An important challenge is to try to sort out the different processes that may be influencing word-frequency variation [19]. Here we develop a method for doing that. The basic idea is to calculate interspecies distances which isolate the effects at particular word sizes. In doing so, we aim to isolate different functional categories. It seems likely that processes affecting the frequencies of 2-bp words may be different from those affecting longer words. Gene regulation provides an example of a process that affects the composition of longer words. The presence of transcription-factor binding sites in noncoding sequence is known to affect the composition of 8-bp words [14]. It would be of interest to know if word-frequency distances for 8-bp words scale with evolutionary time.
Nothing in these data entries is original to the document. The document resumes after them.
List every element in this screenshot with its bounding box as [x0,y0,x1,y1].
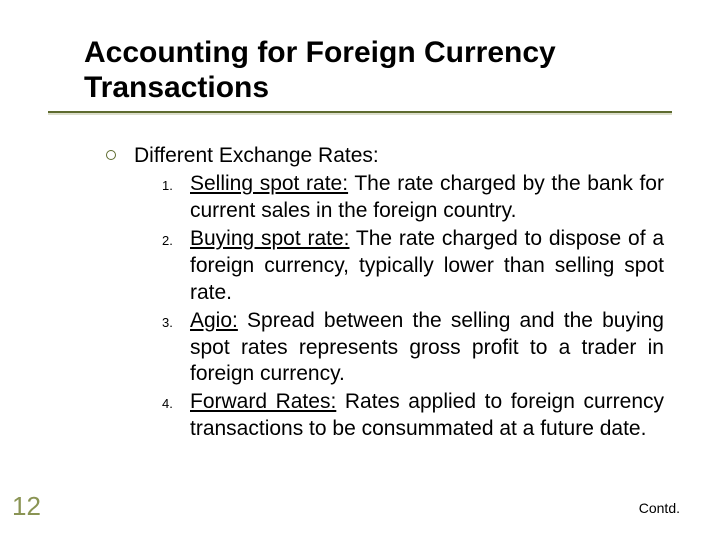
title-line-1: Accounting for Foreign Currency [84,36,556,69]
bullet-item: Different Exchange Rates: 1. Selling spo… [106,143,664,443]
title-line-2: Transactions [84,71,269,104]
list-number: 3. [162,315,190,330]
bullet-icon [106,150,116,160]
term: Agio: [190,309,238,332]
list-body: Buying spot rate: The rate charged to di… [190,226,664,307]
list-number: 4. [162,396,190,411]
list-item: 3. Agio: Spread between the selling and … [162,308,664,389]
page-number: 12 [12,491,41,522]
list-item: 4. Forward Rates: Rates applied to forei… [162,389,664,443]
numbered-list: 1. Selling spot rate: The rate charged b… [162,171,664,443]
content-area: Different Exchange Rates: 1. Selling spo… [106,143,664,443]
list-item: 2. Buying spot rate: The rate charged to… [162,226,664,307]
title-rule-shadow [48,113,672,115]
definition: Spread between the selling and the buyin… [190,309,664,386]
slide-title: Accounting for Foreign Currency Transact… [84,36,672,105]
slide: Accounting for Foreign Currency Transact… [0,0,720,540]
term: Buying spot rate: [190,227,350,250]
continued-label: Contd. [639,500,680,516]
list-number: 2. [162,233,190,248]
list-number: 1. [162,178,190,193]
term: Forward Rates: [190,390,336,413]
list-body: Selling spot rate: The rate charged by t… [190,171,664,225]
list-body: Agio: Spread between the selling and the… [190,308,664,389]
list-item: 1. Selling spot rate: The rate charged b… [162,171,664,225]
title-block: Accounting for Foreign Currency Transact… [84,36,672,105]
bullet-heading: Different Exchange Rates: [134,143,664,169]
list-body: Forward Rates: Rates applied to foreign … [190,389,664,443]
term: Selling spot rate: [190,172,348,195]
The genomes of multicellular animals contain many thousands of regulatory elements [20,21]. Such elements are unevenly distributed, being more highly concentrated near genes, and especially in the promoter region upstream to genes. Here we make use of this fact by examining three different categories of noncoding genomic DNA: the promoter region 2 kb immediately upstream to genes, intronic sequence, and randomly selected intergenic sequence. We find that word-frequency distances do scale differently for different sequence categories and word sizes. In particular, word-frequency distances for 8-bp words scale with evolutionary time in promoter sequence, and more weakly in intronic sequence, but not in intergenic sequence.


We sought to develop a method for determining interspecies distances in word frequencies which would remove the effect of smaller constituent words. For example, when we compare two species in terms of their composition of 4-bp words, we want to do so while removing any effects due to variation in the frequencies of 1-bp words (i.e., GC content) and 2-bp words. Our method relies on the fact that 4-bp words can be divided into groups where each group consists of words that have the same GC content and dinucleotide frequencies. We call these iso GC/dinucleotide groups of 4-bp words. One example of such a group is the set TGAC, TGTC, and TCAC. In addition to having the same GC content, these words (considering also their reverse complements) share the same six dinucleotides. This is illustrated in Figure 1A. There are 30 such groups of 4-bp words. We can similarly construct iso-GC groups for 2-bp words, and iso GC/di/tetranucleotide groups for 8-bp words. Figure 1B illustrates an 8-bp set, the words CAAGTTGC and CAACTTGC. These share GC, di, and tetranucleotide frequencies. There are 522 such groups for 8-bp words.

Figure 1. Examples of ISW Groups for 4-bp and 8-bp Words

(A) An example of an iso GC/dinucleotide group in 4-bp words. This group consists of the tetranucleotides TGAC, TGTC, and TCAC. In addition to having the same GC content, these words (considering also their reverse complements which are written below them) share the same six dinucleotides. The dinucleotide composition of each word is written below it with lines showing that the same dinucleotides are present in all three words.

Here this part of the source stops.